Canillita: Buenas y buen provecho.

Chimbela: ¿Comiste?

Canillita: No, pero me espera mi vieja.

Chimbela: ¿Vendiste mucho?

Canillita: Fenómeno se está vendiendo.

Chimbela: ¿Y eso?

Canillita: Por los dos crímenes de esta tarde.

Chimbela: ¿Qué crímenes?

Canillita: Lo del millonario Bernard y la del proletario ese que le encajó cinco tiros al gerente.

Chimbela: No me digas, a ver, dame, a ver.

Canillita: Tomá, mirá.

Chimbela: A ver qué pasó: “Asesinaron en su dormitorio al millonario Mario Bernard. Se sigue la pista de los criminales”.

Canillita: Ese no interesa. Leé el de más abajo que es el del problema social.

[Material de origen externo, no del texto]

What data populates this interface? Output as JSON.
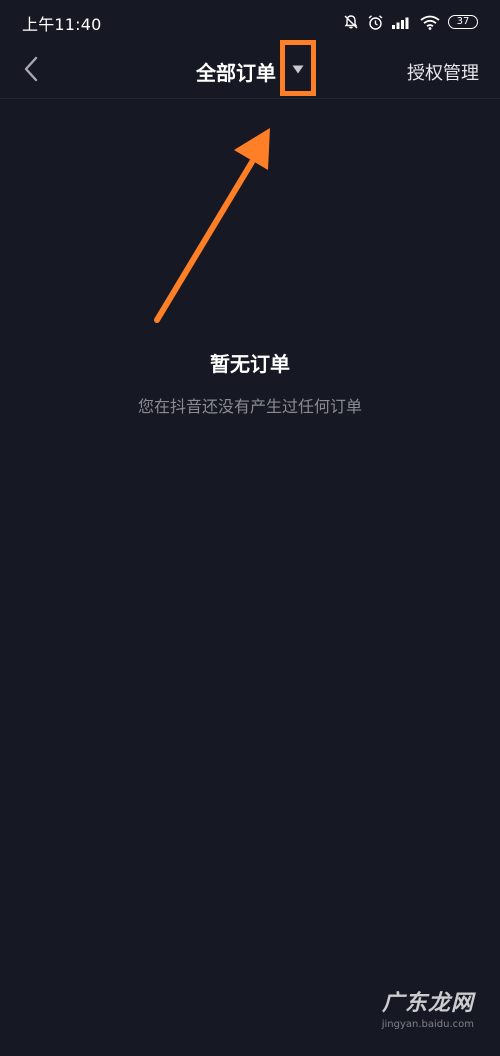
{
  "status_bar": {
    "time": "上午11:40",
    "battery": "37",
    "icons": [
      "bell-off-icon",
      "alarm-icon",
      "signal-icon",
      "wifi-icon",
      "battery-icon"
    ]
  },
  "nav": {
    "back_icon": "chevron-left-icon",
    "title": "全部订单",
    "dropdown_icon": "caret-down-icon",
    "action_label": "授权管理"
  },
  "empty_state": {
    "title": "暂无订单",
    "description": "您在抖音还没有产生过任何订单"
  },
  "annotation": {
    "arrow_color": "#ff7f27",
    "highlight_color": "#ff7f27"
  },
  "watermark": {
    "brand": "广东龙网",
    "url": "jingyan.baidu.com"
  },
  "colors": {
    "background": "#161823",
    "text_primary": "#ffffff",
    "text_secondary": "#8a8b92"
  }
}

Chimbela: ¿Dónde? Ah, acá está: “Terrible atentado. El ácrata Jorge del Var disparó cinco tiros contra el gerente Alberto Greman”. Fenómeno el mozo, ¿eh? ¡De ley! ¿Se da cuenta, viejo? ¡Estos son hombres! “La policía busca empeñosamente a del Var por tratarse de un individuo peligroso para la sociedad”. Hum, la sociedad somos nosotros que trabajamos de sol a sol, y para nosotros no es ningún peligro.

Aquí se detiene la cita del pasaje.